Oi reduz prejuízos para 58 milhões de euros no 1º trimestre
Lisboa, 11 mai (Lusa) - A operadora brasileira Oi, onde a portuguesa Pharol é acionista de referência, reduziu os prejuízos para 200 milhões de reais (cerca de 58 milhões de euros) no primeiro trimestre, face ao mesmo período de 2016.

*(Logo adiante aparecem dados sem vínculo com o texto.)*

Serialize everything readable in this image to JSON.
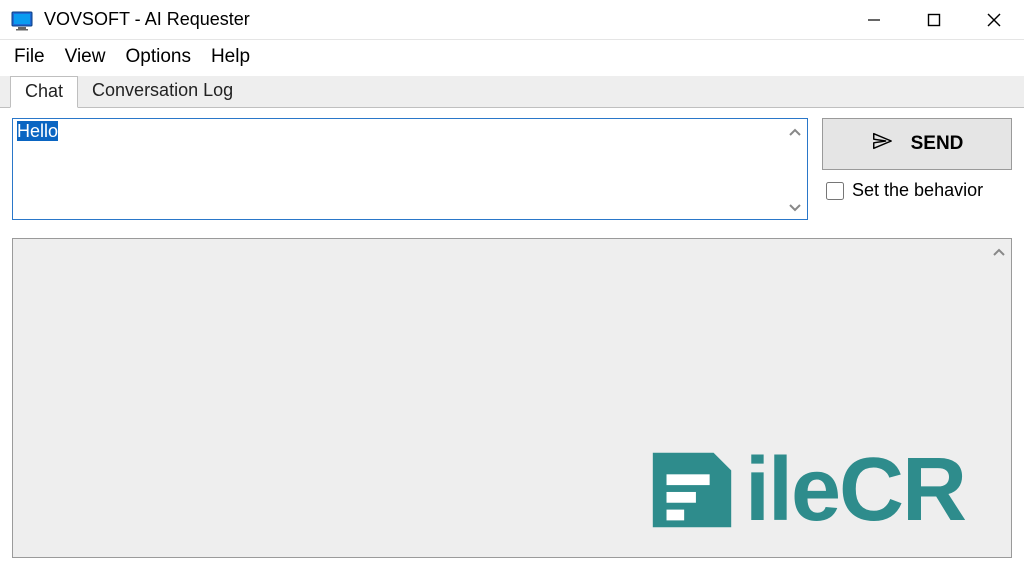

Em comunicado enviado ao regulador brasileiro (CVM), hoje de madrugada, a Oi divulgou que o prejuízo líquido consolidado atingiu os 200 milhões de reais, apresentando uma redução significativa de 89%, quando comparado com os 1.815 milhões (cerca de 526,5 milhões de euros) reportados no mesmo trimestre do ano anterior, "como resultado do impacto positivo do resultado financeiro".
O resultado antes de impostos, juros, depreciações e amortizações (EBITDA) caiu 2,4% para 1.723 milhões de reais (cerca de 500,2 milhões de euros) no trimestre, em termos homólogos, mas subiu 12,5%, face ao quarto trimestre de 2016.
A dívida líquida caiu 0,6% para 40.608 milhões de reais (11,7 mil milhões de euros), enquanto a receita líquida recuou 8,8%, para 6.160 milhões de reais (cerca de 1,8 mil milhões de euros).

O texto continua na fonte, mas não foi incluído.